McCulloch and Pitts (M-P) model for neurons
\begin{align*}
y = f(\mathbf{W} \mathbf{x} - \theta)
\end{align*}
where \(f\) is termed activation function.
Activation function
Activation function aims to introduce the non-linear capability, compensate the shortage of linear models.
Sign
\begin{align*}
\text{sign}(x) = \begin{cases}
1, & x \ge 0; \\
0, & x < 0.
\end{cases}
\end{align*}
Sigmoid
\begin{align*}
\text{sigmoid}(x) = \frac{1}{1 + e^{-x}}.
\end{align*}
Tanh
\begin{align*}
\text{tanh}(x) = \frac{e^x - e^{-x}}{e^x + e^{-x}}.
\end{align*}
ReLU
\begin{align*}
\text{ReLU}(x) = \max(x, 0)
\end{align*}
Softmax
Softmax function can transform scores/logits into a valid probability distribution.
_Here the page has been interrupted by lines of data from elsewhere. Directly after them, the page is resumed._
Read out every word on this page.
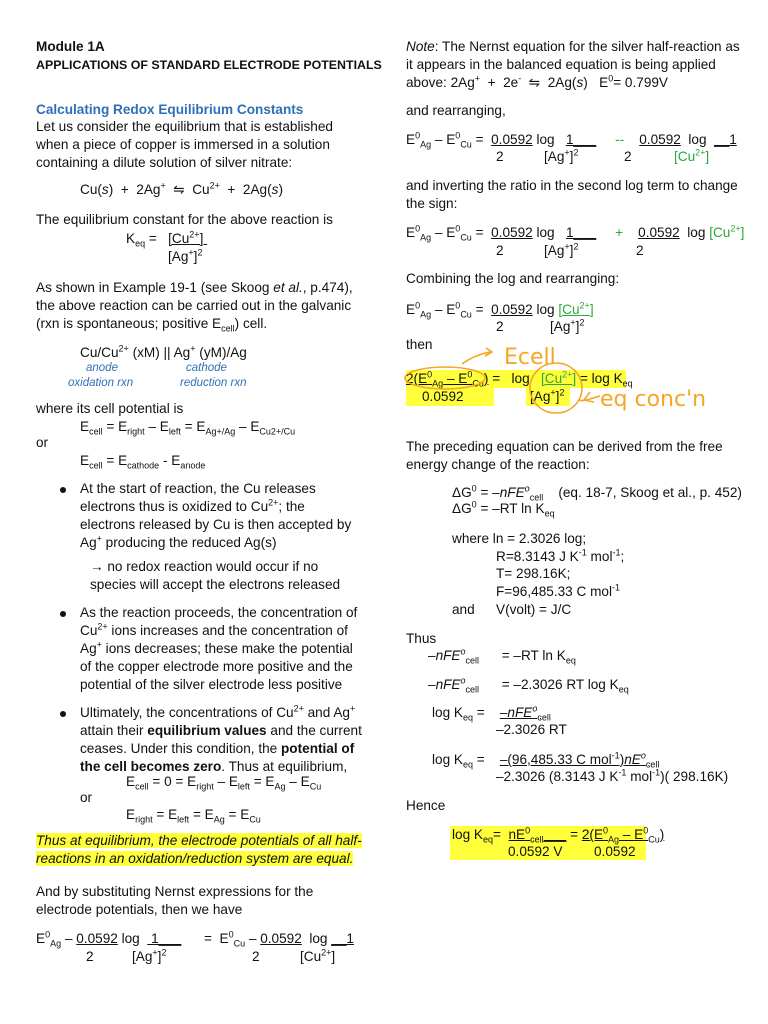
Module 1A
APPLICATIONS OF STANDARD ELECTRODE POTENTIALS
Calculating Redox Equilibrium Constants
Let us consider the equilibrium that is established when a piece of copper is immersed in a solution containing a dilute solution of silver nitrate:
Cu(s)  +  2Ag+  ⇋  $Cu^{2+} + 2Ag(s)$
The equilibrium constant for the above reaction is
$K_{eq} = [Cu^{2+}]$
$[Ag^+]^2$
As shown in Example 19-1 (see Skoog et al., p.474), the above reaction can be carried out in the galvanic (rxn is spontaneous; positive $E_{cell}$) cell.
$Cu/Cu^{2+}$ (xM) || Ag+ (yM)/Ag
anode	cathode
oxidation rxn	reduction rxn
where its cell potential is
$E_{cell} = E_{right} - E_{left} = E_{Ag+/Ag} - E_{Cu2+/Cu}$
or
$E_{cell} = E_{cathode} - E_{anode}$
At the start of reaction, the Cu releases electrons thus is oxidized to $Cu^{2+}$; the electrons released by Cu is then accepted by Ag+ producing the reduced Ag(s)
→ no redox reaction would occur if no species will accept the electrons released
As the reaction proceeds, the concentration of $Cu^{2+}$ ions increases and the concentration of Ag+ ions decreases; these make the potential of the copper electrode more positive and the potential of the silver electrode less positive
Ultimately, the concentrations of $Cu^{2+}$ and Ag+ attain their equilibrium values and the current ceases. Under this condition, the potential of the cell becomes zero. Thus at equilibrium,
$E_{cell} = 0 = E_{right} - E_{left} = E_{Ag} - E_{Cu}$
or
$E_{right} = E_{left} = E_{Ag} = E_{Cu}$
Thus at equilibrium, the electrode potentials of all half-reactions in an oxidation/reduction system are equal.
And by substituting Nernst expressions for the electrode potentials, then we have
$E^0_{Ag} - 0.0592$ log   1___      =  $E^0_{Cu} - 0.0592$  log __1
2	$[Ag^+]^2$	2	$[Cu^{2+}]$
Note: The Nernst equation for the silver half-reaction as it appears in the balanced equation is being applied above: 2Ag+  +  2e-  ⇋  2Ag(s)   $E^0= 0.799V$
and rearranging,
$E^0_{Ag} - E^0_{Cu} = 0.0592$ log   1___ -- 0.0592  log  __1
2	$[Ag^+]^2$	2	$[Cu^{2+}]$
and inverting the ratio in the second log term to change the sign:
$E^0_{Ag} - E^0_{Cu} = 0.0592$ log   1___ + 0.0592  $\log [Cu^{2+}]$
2	$[Ag^+]^2$	2
Combining the log and rearranging:
$E^0_{Ag} - E^0_{Cu} = 0.0592$ $\log [Cu^{2+}]$
2	$[Ag^+]^2$
then
$2(E^0_{Ag} - E^0_{Cu}) = \log [Cu^{2+}] = \log K_{eq}$
0.0592	$[Ag^+]^2$
Ecell
eq conc'n
The preceding equation can be derived from the free energy change of the reaction:
$\Delta G^0 = -nFE^o_{cell}$ (eq. 18-7, Skoog et al., p. 452)
$\Delta G^0 = -RT$ $\ln K_{eq}$
where ln = 2.3026 log;
R=8.3143 J $K^{-1}$ mol$^{-1}$;
T= 298.16K;
F=96,485.33 C mol$^{-1}$
and V(volt) = J/C
Thus
–nFE$^o_{cell}$      = –RT $\ln K_{eq}$
–nFE$^o_{cell}$      = –2.3026 RT $\log K_{eq}$
$\log K_{eq}$ =    –nFE$^o_{cell}$
–2.3026 RT
$\log K_{eq}$ =    –(96,485.33 C $mol^{-1})nE^o_{cell}$
–2.3026 (8.3143 J $K^{-1}$ mol$^{-1}$)( 298.16K)
Hence
$\log K_{eq}=$  $nE^0_{cell}\_\_\_ = 2(E^0_{Ag} - E^0_{Cu})$
0.0592 V 0.0592
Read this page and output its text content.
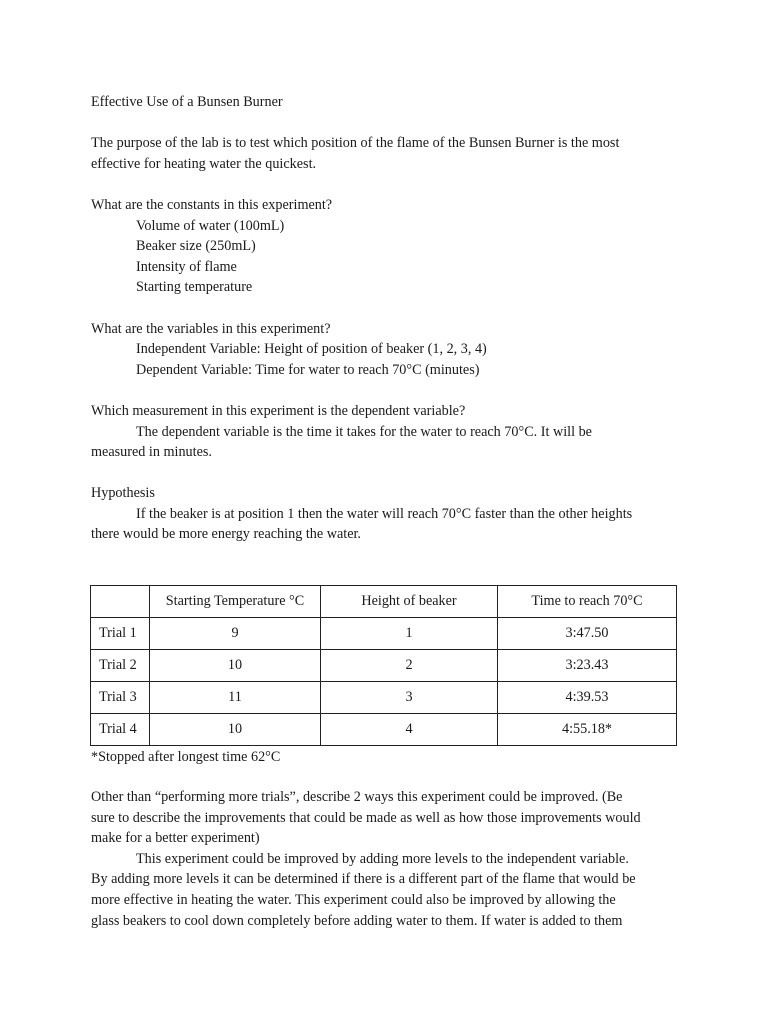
Effective Use of a Bunsen Burner
The purpose of the lab is to test which position of the flame of the Bunsen Burner is the most
effective for heating water the quickest.
What are the constants in this experiment?
Volume of water (100mL)
Beaker size (250mL)
Intensity of flame
Starting temperature
What are the variables in this experiment?
Independent Variable: Height of position of beaker (1, 2, 3, 4)
Dependent Variable: Time for water to reach 70°C (minutes)
Which measurement in this experiment is the dependent variable?
The dependent variable is the time it takes for the water to reach 70°C. It will be
measured in minutes.
Hypothesis
If the beaker is at position 1 then the water will reach 70°C faster than the other heights
there would be more energy reaching the water.
	Starting Temperature °C	Height of beaker	Time to reach 70°C
Trial 1	9	1	3:47.50
Trial 2	10	2	3:23.43
Trial 3	11	3	4:39.53
Trial 4	10	4	4:55.18*
*Stopped after longest time 62°C
Other than “performing more trials”, describe 2 ways this experiment could be improved. (Be
sure to describe the improvements that could be made as well as how those improvements would
make for a better experiment)
This experiment could be improved by adding more levels to the independent variable.
By adding more levels it can be determined if there is a different part of the flame that would be
more effective in heating the water. This experiment could also be improved by allowing the
glass beakers to cool down completely before adding water to them. If water is added to them
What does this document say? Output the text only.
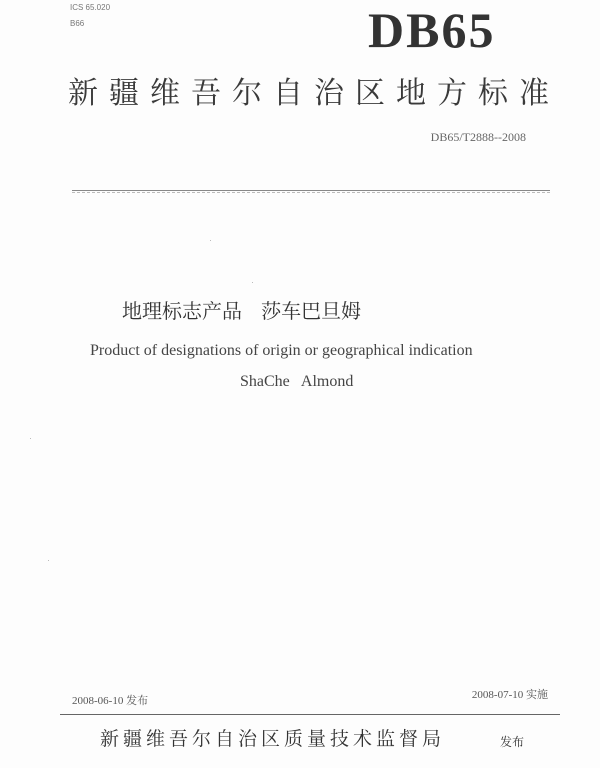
ICS 65.020
B66	DB65
新疆维吾尔自治区地方标准
DB65/T2888--2008
地理标志产品   莎车巴旦姆
Product of designations of origin or geographical indication
ShaChe   Almond
2008-06-10 发布	2008-07-10 实施
新疆维吾尔自治区质量技术监督局	发布
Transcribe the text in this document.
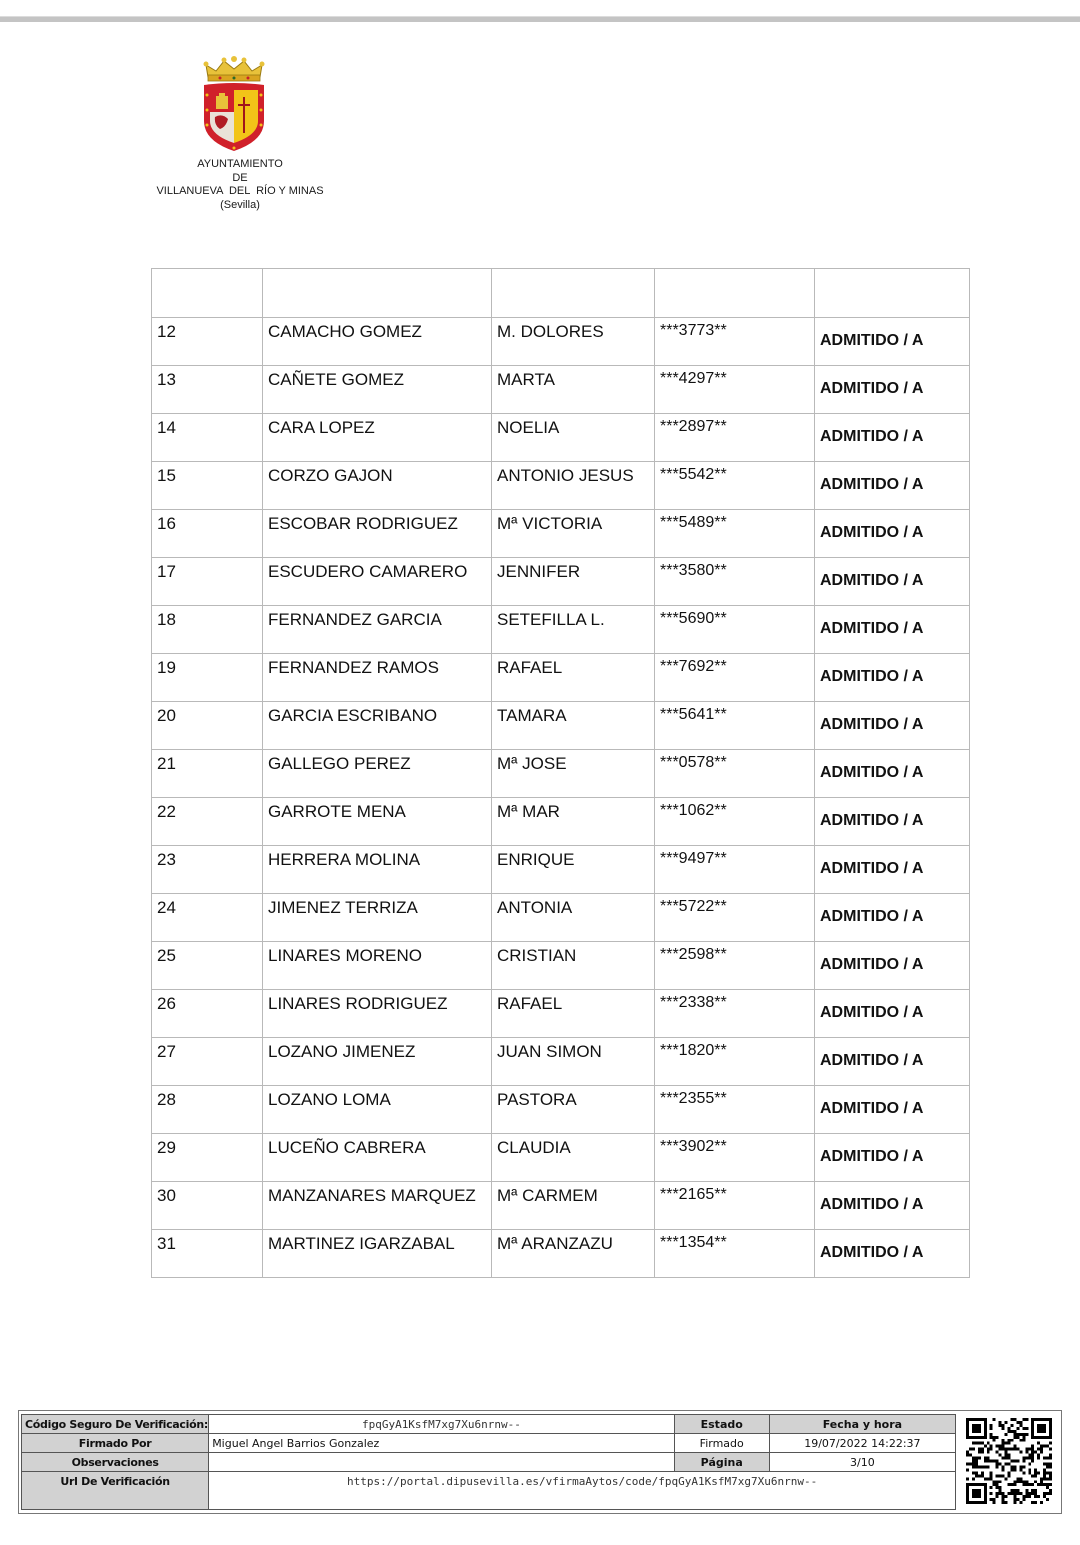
AYUNTAMIENTO
DE
VILLANUEVA  DEL  RÍO Y MINAS
(Sevilla)

12	CAMACHO GOMEZ	M. DOLORES	***3773**	ADMITIDO / A

13	CAÑETE GOMEZ	MARTA	***4297**	ADMITIDO / A

14	CARA LOPEZ	NOELIA	***2897**	ADMITIDO / A

15	CORZO GAJON	ANTONIO JESUS	***5542**	ADMITIDO / A

16	ESCOBAR RODRIGUEZ	Mª VICTORIA	***5489**	ADMITIDO / A

17	ESCUDERO CAMARERO	JENNIFER	***3580**	ADMITIDO / A

18	FERNANDEZ GARCIA	SETEFILLA L.	***5690**	ADMITIDO / A

19	FERNANDEZ RAMOS	RAFAEL	***7692**	ADMITIDO / A

20	GARCIA ESCRIBANO	TAMARA	***5641**	ADMITIDO / A

21	GALLEGO PEREZ	Mª JOSE	***0578**	ADMITIDO / A

22	GARROTE MENA	Mª MAR	***1062**	ADMITIDO / A

23	HERRERA MOLINA	ENRIQUE	***9497**	ADMITIDO / A

24	JIMENEZ TERRIZA	ANTONIA	***5722**	ADMITIDO / A

25	LINARES MORENO	CRISTIAN	***2598**	ADMITIDO / A

26	LINARES RODRIGUEZ	RAFAEL	***2338**	ADMITIDO / A

27	LOZANO JIMENEZ	JUAN SIMON	***1820**	ADMITIDO / A

28	LOZANO LOMA	PASTORA	***2355**	ADMITIDO / A

29	LUCEÑO CABRERA	CLAUDIA	***3902**	ADMITIDO / A

30	MANZANARES MARQUEZ	Mª CARMEM	***2165**	ADMITIDO / A

31	MARTINEZ IGARZABAL	Mª ARANZAZU	***1354**	ADMITIDO / A
Código Seguro De Verificación:	fpqGyA1KsfM7xg7Xu6nrnw--	Estado	Fecha y hora
Firmado Por	Miguel Angel Barrios Gonzalez	Firmado	19/07/2022 14:22:37
Observaciones		Página	3/10
Url De Verificación	https://portal.dipusevilla.es/vfirmaAytos/code/fpqGyA1KsfM7xg7Xu6nrnw--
\begin{align*} \text{softmax}(x_i) = \frac{e^{x_i}}{\sum_j e^{x_j}} \end{align*}Cost function
Cross-entropy
\begin{align*}
\mathcal{H}_{p}(p^{\prime}) = \sum_{i}p_{i}\log\frac{1}{p^{\prime}_i}
\end{align*}
where
- \(p\) is the true probability distribution.
- \(p^\prime\) is the predicted probability distribution.
Multi-layer feedforward neural network
- Full connection between neurons of the adjacent ranks.
- No connection between neurons of the identical rank.
Convolutional neural network (CNN)
- The operation of a convolutional layer is to apply a filter on the input.
- The weights of the filter is termed kernel.
- In fact, a convolutional layer is a simplified full connection layer, with following specialties.
- \(\mathbf{W}\) is a diagonal matrix.
- The non-zero elements in different rows are equal.
Pooling
- A convolutional layer is usually followed by a pooling layer to
- Reduce the output of a convolutional layer.
- Ignore the subtle variations/shifts of the image position.
- Popular pooling layers
- Maximum
- Average
Recurrent neural network (RNN)
- A learned/trained function takes both input vector and its state vector as input and yields an output and an updated state vector.
- In the front of large scale sequences, an ordinary/standard RNN suffers gradient disappear and gradient explosion. To solve the problems, some variants have been proposed, e.g. long short term memory (LSTM).